A: One of the questions that might be useful to ask yourself is how you do handle your husband’s telling you the truth? For instance, what if he said he had not mailed your letter?  How would you take it if he said he would be home at 6 or 7, when he was finished with his work?

      If you feel you would have trouble hearing these answers, then you may have solved a major part of the puzzle.  A relationship is a system.  One partner influences the behavior of the other.  Not knowing your situation specifically, it is difficult to know how you and your husband might be colluding in the dishonesty.

      However, if you and your husband are like most couples, there probably is some of this taking place.  What I mean by your colluding with your husband is this:  If you make it frightening or threatening for him to tell you the truth, if you cannot accept a straight-out “no,” then you are, in your own way, contributing to his dishonesty.

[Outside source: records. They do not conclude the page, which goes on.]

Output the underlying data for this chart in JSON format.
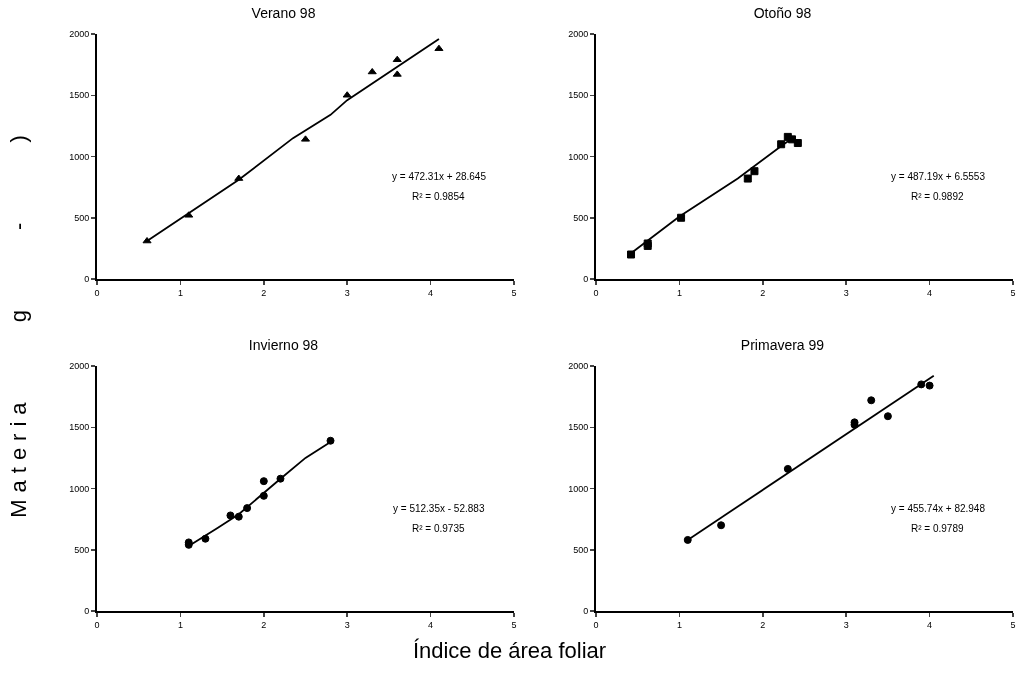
{
  "chart_data": [
    {
      "type": "scatter",
      "title": "Verano 98",
      "xlim": [
        0,
        5
      ],
      "xticks": [
        0,
        1,
        2,
        3,
        4,
        5
      ],
      "ylim": [
        0,
        2000
      ],
      "yticks": [
        0,
        500,
        1000,
        1500,
        2000
      ],
      "grid": false,
      "x": [
        0.6,
        1.1,
        1.7,
        2.5,
        3.0,
        3.3,
        3.6,
        3.6,
        4.1
      ],
      "series": [
        {
          "color": "#000000",
          "marker": "triangle",
          "values": [
            310,
            520,
            820,
            1140,
            1500,
            1690,
            1790,
            1670,
            1880
          ]
        },
        {
          "type": "line",
          "color": "#000000",
          "x": [
            0.6,
            1.7,
            2.35,
            2.8,
            3.0,
            4.1
          ],
          "values": [
            310,
            810,
            1150,
            1340,
            1460,
            1960
          ]
        }
      ],
      "annotations": [
        "y = 472.31x + 28.645",
        "R² = 0.9854"
      ]
    },
    {
      "type": "scatter",
      "title": "Otoño 98",
      "xlim": [
        0,
        5
      ],
      "xticks": [
        0,
        1,
        2,
        3,
        4,
        5
      ],
      "ylim": [
        0,
        2000
      ],
      "yticks": [
        0,
        500,
        1000,
        1500,
        2000
      ],
      "grid": false,
      "x": [
        0.42,
        0.62,
        0.62,
        1.02,
        1.82,
        1.9,
        2.22,
        2.3,
        2.35,
        2.42
      ],
      "series": [
        {
          "color": "#000000",
          "marker": "square",
          "values": [
            200,
            270,
            290,
            500,
            820,
            880,
            1100,
            1160,
            1140,
            1110
          ]
        },
        {
          "type": "line",
          "color": "#000000",
          "x": [
            0.42,
            1.0,
            1.7,
            2.25,
            2.38
          ],
          "values": [
            210,
            510,
            820,
            1100,
            1160
          ]
        }
      ],
      "annotations": [
        "y = 487.19x + 6.5553",
        "R² = 0.9892"
      ]
    },
    {
      "type": "scatter",
      "title": "Invierno 98",
      "xlim": [
        0,
        5
      ],
      "xticks": [
        0,
        1,
        2,
        3,
        4,
        5
      ],
      "ylim": [
        0,
        2000
      ],
      "yticks": [
        0,
        500,
        1000,
        1500,
        2000
      ],
      "grid": false,
      "xlabel": "Índice de área foliar",
      "ylabel": "Materia g - )",
      "x": [
        1.1,
        1.1,
        1.3,
        1.6,
        1.7,
        1.8,
        2.0,
        2.0,
        2.2,
        2.8
      ],
      "series": [
        {
          "color": "#000000",
          "marker": "circle",
          "values": [
            560,
            540,
            590,
            780,
            770,
            840,
            1060,
            940,
            1080,
            1390
          ]
        },
        {
          "type": "line",
          "color": "#000000",
          "x": [
            1.1,
            1.45,
            1.7,
            2.2,
            2.5,
            2.8
          ],
          "values": [
            530,
            680,
            790,
            1080,
            1250,
            1380
          ]
        }
      ],
      "annotations": [
        "y = 512.35x - 52.883",
        "R² = 0.9735"
      ]
    },
    {
      "type": "scatter",
      "title": "Primavera 99",
      "xlim": [
        0,
        5
      ],
      "xticks": [
        0,
        1,
        2,
        3,
        4,
        5
      ],
      "ylim": [
        0,
        2000
      ],
      "yticks": [
        0,
        500,
        1000,
        1500,
        2000
      ],
      "grid": false,
      "x": [
        1.1,
        1.5,
        2.3,
        3.1,
        3.1,
        3.3,
        3.5,
        3.9,
        4.0
      ],
      "series": [
        {
          "color": "#000000",
          "marker": "circle",
          "values": [
            580,
            700,
            1160,
            1540,
            1520,
            1720,
            1590,
            1850,
            1840
          ]
        },
        {
          "type": "line",
          "color": "#000000",
          "x": [
            1.1,
            4.05
          ],
          "values": [
            580,
            1920
          ]
        }
      ],
      "annotations": [
        "y = 455.74x + 82.948",
        "R² = 0.9789"
      ]
    }
  ]
}
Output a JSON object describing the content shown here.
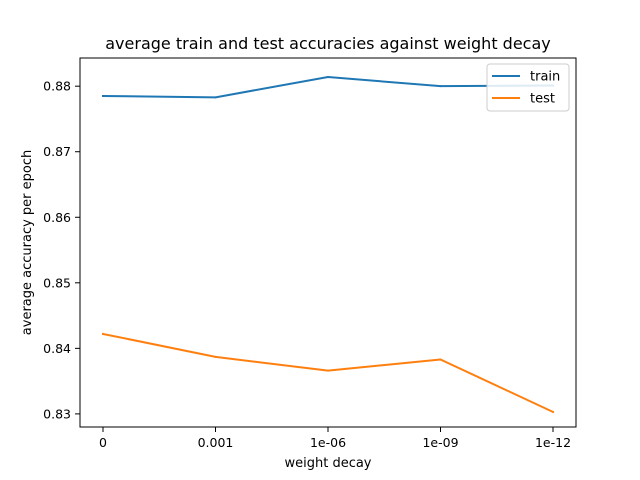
{
  "chart_data": {
    "type": "line",
    "title": "average train and test accuracies against weight decay",
    "xlabel": "weight decay",
    "ylabel": "average accuracy per epoch",
    "categories": [
      "0",
      "0.001",
      "1e-06",
      "1e-09",
      "1e-12"
    ],
    "series": [
      {
        "name": "train",
        "color": "#1f77b4",
        "values": [
          0.8785,
          0.8783,
          0.8814,
          0.88,
          0.8801
        ]
      },
      {
        "name": "test",
        "color": "#ff7f0e",
        "values": [
          0.8422,
          0.8387,
          0.8366,
          0.8383,
          0.8303
        ]
      }
    ],
    "yticks": [
      "0.83",
      "0.84",
      "0.85",
      "0.86",
      "0.87",
      "0.88"
    ],
    "ylim": [
      0.828,
      0.8843
    ],
    "grid": false,
    "legend": "top-right"
  }
}
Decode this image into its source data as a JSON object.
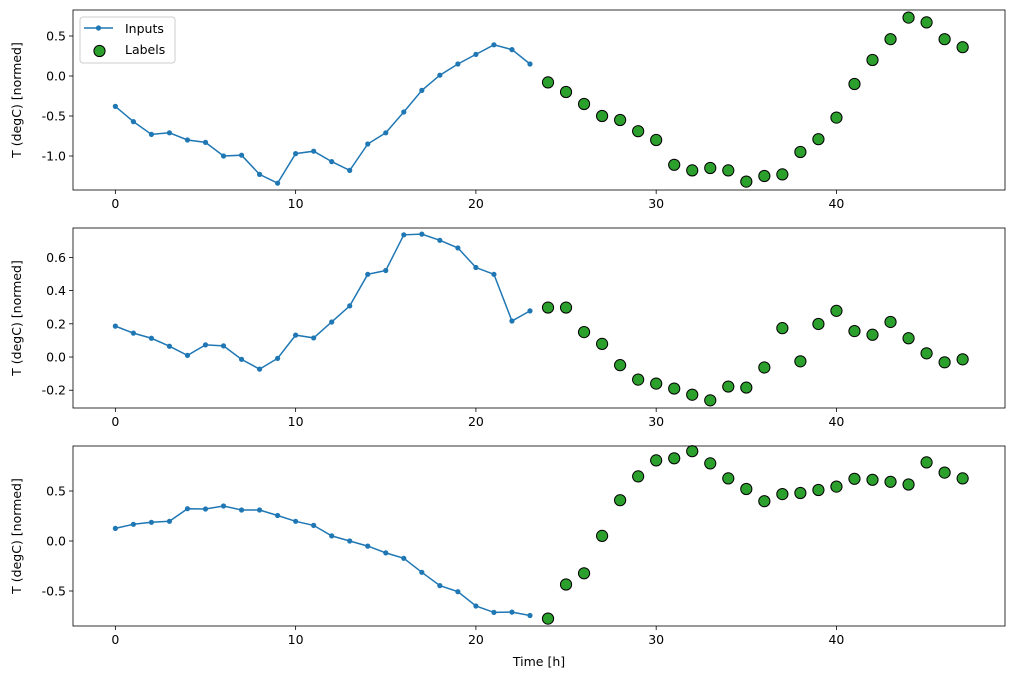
{
  "chart_data": [
    {
      "type": "line+scatter",
      "ylabel": "T (degC) [normed]",
      "xlabel": "",
      "xlim": [
        -2.35,
        49.35
      ],
      "ylim": [
        -1.425,
        0.825
      ],
      "xticks": [
        "0",
        "10",
        "20",
        "30",
        "40"
      ],
      "yticks": [
        "-1.0",
        "-0.5",
        "0.0",
        "0.5"
      ],
      "legend": {
        "position": "upper-left",
        "entries": [
          "Inputs",
          "Labels"
        ]
      },
      "series": [
        {
          "name": "Inputs",
          "kind": "line",
          "color": "#1f77b4",
          "x_start": 0,
          "values": [
            -0.38,
            -0.57,
            -0.73,
            -0.71,
            -0.8,
            -0.83,
            -1.0,
            -0.99,
            -1.23,
            -1.34,
            -0.97,
            -0.94,
            -1.07,
            -1.18,
            -0.85,
            -0.71,
            -0.45,
            -0.18,
            0.01,
            0.15,
            0.27,
            0.39,
            0.33,
            0.15
          ]
        },
        {
          "name": "Labels",
          "kind": "scatter",
          "color": "#2ca02c",
          "x_start": 24,
          "values": [
            -0.08,
            -0.2,
            -0.35,
            -0.5,
            -0.55,
            -0.69,
            -0.8,
            -1.11,
            -1.18,
            -1.15,
            -1.18,
            -1.32,
            -1.25,
            -1.23,
            -0.95,
            -0.79,
            -0.52,
            -0.1,
            0.2,
            0.46,
            0.73,
            0.67,
            0.46,
            0.36
          ]
        }
      ]
    },
    {
      "type": "line+scatter",
      "ylabel": "T (degC) [normed]",
      "xlabel": "",
      "xlim": [
        -2.35,
        49.35
      ],
      "ylim": [
        -0.307,
        0.777
      ],
      "xticks": [
        "0",
        "10",
        "20",
        "30",
        "40"
      ],
      "yticks": [
        "-0.2",
        "0.0",
        "0.2",
        "0.4",
        "0.6"
      ],
      "series": [
        {
          "name": "Inputs",
          "kind": "line",
          "color": "#1f77b4",
          "x_start": 0,
          "values": [
            0.186,
            0.144,
            0.113,
            0.065,
            0.01,
            0.073,
            0.067,
            -0.014,
            -0.073,
            -0.008,
            0.132,
            0.115,
            0.211,
            0.308,
            0.498,
            0.521,
            0.736,
            0.74,
            0.703,
            0.657,
            0.539,
            0.498,
            0.217,
            0.278
          ]
        },
        {
          "name": "Labels",
          "kind": "scatter",
          "color": "#2ca02c",
          "x_start": 24,
          "values": [
            0.298,
            0.298,
            0.15,
            0.079,
            -0.049,
            -0.136,
            -0.16,
            -0.19,
            -0.227,
            -0.261,
            -0.178,
            -0.184,
            -0.063,
            0.174,
            -0.026,
            0.199,
            0.278,
            0.156,
            0.134,
            0.211,
            0.113,
            0.022,
            -0.032,
            -0.014
          ]
        }
      ]
    },
    {
      "type": "line+scatter",
      "ylabel": "T (degC) [normed]",
      "xlabel": "Time [h]",
      "xlim": [
        -2.35,
        49.35
      ],
      "ylim": [
        -0.85,
        0.95
      ],
      "xticks": [
        "0",
        "10",
        "20",
        "30",
        "40"
      ],
      "yticks": [
        "-0.5",
        "0.0",
        "0.5"
      ],
      "series": [
        {
          "name": "Inputs",
          "kind": "line",
          "color": "#1f77b4",
          "x_start": 0,
          "values": [
            0.126,
            0.167,
            0.187,
            0.197,
            0.323,
            0.32,
            0.35,
            0.31,
            0.31,
            0.255,
            0.197,
            0.156,
            0.051,
            0.0,
            -0.051,
            -0.119,
            -0.173,
            -0.313,
            -0.446,
            -0.507,
            -0.65,
            -0.714,
            -0.711,
            -0.745
          ]
        },
        {
          "name": "Labels",
          "kind": "scatter",
          "color": "#2ca02c",
          "x_start": 24,
          "values": [
            -0.776,
            -0.435,
            -0.323,
            0.051,
            0.408,
            0.646,
            0.806,
            0.827,
            0.898,
            0.776,
            0.626,
            0.52,
            0.398,
            0.469,
            0.48,
            0.51,
            0.544,
            0.622,
            0.612,
            0.592,
            0.565,
            0.786,
            0.684,
            0.626
          ]
        }
      ]
    }
  ]
}
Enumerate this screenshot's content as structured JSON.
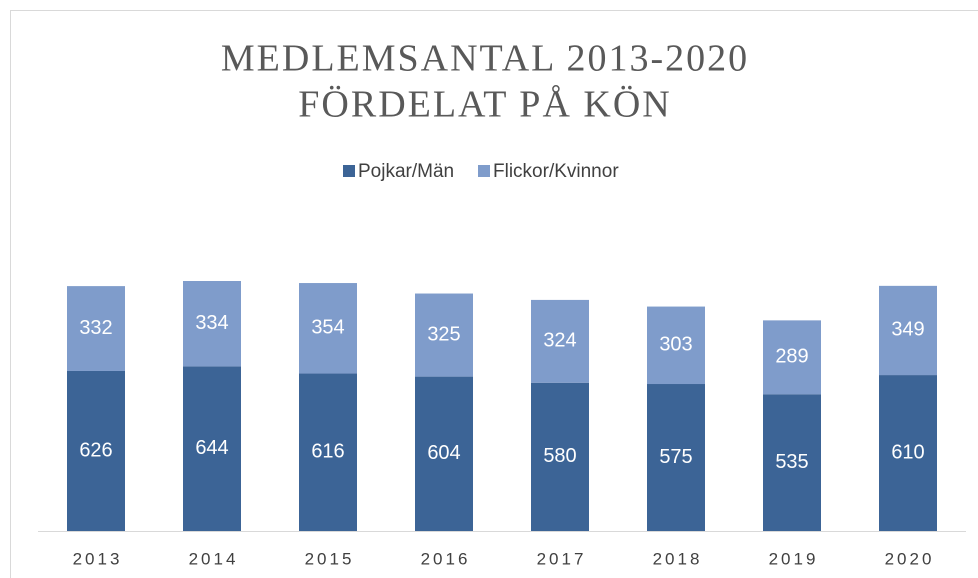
{
  "chart_data": {
    "type": "stacked_bar",
    "title": [
      "MEDLEMSANTAL 2013-2020",
      "FÖRDELAT PÅ KÖN"
    ],
    "categories": [
      "2013",
      "2014",
      "2015",
      "2016",
      "2017",
      "2018",
      "2019",
      "2020"
    ],
    "series": [
      {
        "name": "Pojkar/Män",
        "color": "#3c6496",
        "values": [
          626,
          644,
          616,
          604,
          580,
          575,
          535,
          610
        ]
      },
      {
        "name": "Flickor/Kvinnor",
        "color": "#7f9ccb",
        "values": [
          332,
          334,
          354,
          325,
          324,
          303,
          289,
          349
        ]
      }
    ],
    "legend": "top"
  }
}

      As you make it safer for him to level with you, it is hoped that you will find him more open to telling you what he really feels or wants in a straightforward manner.  One of the hardest things for most of us is to learn to ask for what we want. Often the unrealistic expectation is that if we ask the other for what we want, he/she will appreciate our efforts and will automatically say yes.  This is a myth.  The fact is when each of us is assertive enough to ask for what we want we have a 50-50 chance of getting it.  The other person can say yes or no.  As simple as that sounds, it is often hard to accept.

      Give some thought to your willingness to hear the truth from your husband.  If the truth means an inconvenience to you or disagrees with your requests or wishes, you may have more power over influencing his honesty with you than you thought.